Читаем Взгляд змия полностью

Лашукас этот, которого отрядили вместе с нами, был такой чуть горбатенький, оттого спина его казалась узкой, как у рыбы, но руки у него были обезьяньи, невероятной силы, могли и медведя задушить. Черный Казимир роста был невысокого, но и не слишком низкого, с куцыми усиками, и вообще больше похож на портного, нежели на разбойника. Он хвастался, будто он очень меткий стрелок: как возьмет в руки ружье, из его голубого глаза протягивается белая серебряная нить до самого центра мишени.

Настоящая фамилия Лашукаса была Пиворюс, а родом он был из Пасвалиса. Он то и дело заводил речь о пиве и тогда несколько минут цокал языком от удовольствия. Упокой, Господи, его душу. Это он нес письмо капитана, которое мы должны были вручить в Ковне.

«Тебе, Лашук, не страшно было, когда узнал, что придется со мной идти?» – спросил я у него, озираясь на норы пещерных ласточек на твердом глиняном обрыве.

Идучи вдоль Немана, мы дошли до холма, выскочившего, как фурункул, на ровном месте. Один его склон был размыт приливами, словно ножом отрезан. Там ласточки и жили. Помнишь, папенька, рассказывал я тебе про ласточек? Ну вот, и тут снова ласточки. Это показывает, что другая жизнь, даже если бы она и вправду началась, ничем не отличалась бы от прежней, потому как уже с самых первых примет многим напоминала начало той, старой.

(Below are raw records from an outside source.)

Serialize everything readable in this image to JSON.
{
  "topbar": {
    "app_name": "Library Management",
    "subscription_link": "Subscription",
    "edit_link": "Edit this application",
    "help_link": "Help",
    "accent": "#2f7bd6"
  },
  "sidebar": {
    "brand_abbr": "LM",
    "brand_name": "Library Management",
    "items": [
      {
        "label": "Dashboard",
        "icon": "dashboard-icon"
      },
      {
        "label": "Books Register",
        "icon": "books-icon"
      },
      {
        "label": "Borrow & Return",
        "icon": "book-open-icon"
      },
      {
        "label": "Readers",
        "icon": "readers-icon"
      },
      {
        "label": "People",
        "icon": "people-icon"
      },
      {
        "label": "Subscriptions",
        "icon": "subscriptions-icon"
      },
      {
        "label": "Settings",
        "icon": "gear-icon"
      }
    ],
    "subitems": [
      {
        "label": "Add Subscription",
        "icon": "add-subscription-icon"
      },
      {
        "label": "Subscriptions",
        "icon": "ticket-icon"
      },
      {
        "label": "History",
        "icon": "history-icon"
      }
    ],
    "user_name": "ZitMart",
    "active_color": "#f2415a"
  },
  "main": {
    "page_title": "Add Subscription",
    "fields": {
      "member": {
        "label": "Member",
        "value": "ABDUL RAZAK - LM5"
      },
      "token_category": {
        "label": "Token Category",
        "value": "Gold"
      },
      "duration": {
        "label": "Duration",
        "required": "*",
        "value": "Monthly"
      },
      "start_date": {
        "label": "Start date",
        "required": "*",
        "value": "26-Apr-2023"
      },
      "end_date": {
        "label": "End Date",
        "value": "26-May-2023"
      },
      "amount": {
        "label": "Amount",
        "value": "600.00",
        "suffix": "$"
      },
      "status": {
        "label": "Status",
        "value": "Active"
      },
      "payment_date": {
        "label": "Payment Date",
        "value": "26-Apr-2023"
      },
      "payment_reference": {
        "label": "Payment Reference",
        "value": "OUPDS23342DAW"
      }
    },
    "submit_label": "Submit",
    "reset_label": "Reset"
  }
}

«Нет, – Лашукас оглядел меня с головы до пят. – С чего бы мне тебя бояться? Я тебя сильнее. А кроме того, если б ты надо мной как-нибудь подшутил, то один бы этого, – он показал на Черного Казимира, – не довел бы. Тебе бы хуже было».

«Твоя правда», – пробормотал я.

«Давай поборемся, – не унимался он. – Посмотрим, кто сильнее».

Но я уже успел о нем забыть, и он, наверное, обиделся.

«Залезу туда посмотреть, – говорю, мне тогда казалось, что нет ничего важнее ласточек. – А вы здесь подождите. Или нет. Лезьте наверх. Этот холм называется Палоцюс, „дворец“ то есть. Я вам потом одну такую диковинку покажу».

Опираясь на ружье как на посох, я начал карабкаться на склон. Ласточки, крича, всей стаей принялись кружить вокруг моей головы. Их была добрая сотня, отец, и они на лету задевали крыльями мой затылок и лоб. Но я, не обращая на них внимания, все равно карабкался вверх. Лез я очень проворно, хотя на спине у меня был вещмешок, а в руке я держал ружье.

Лашукас с Черным Казимиром обошли холм с другой стороны и пологим склоном быстро взобрались наверх. Я слышал, как они шептались:

«Как он тебе?» – спросил Казимир.

«Да так, ничего. Задается вот только. Подумаешь… Стану я его бояться. Но вообще ничего».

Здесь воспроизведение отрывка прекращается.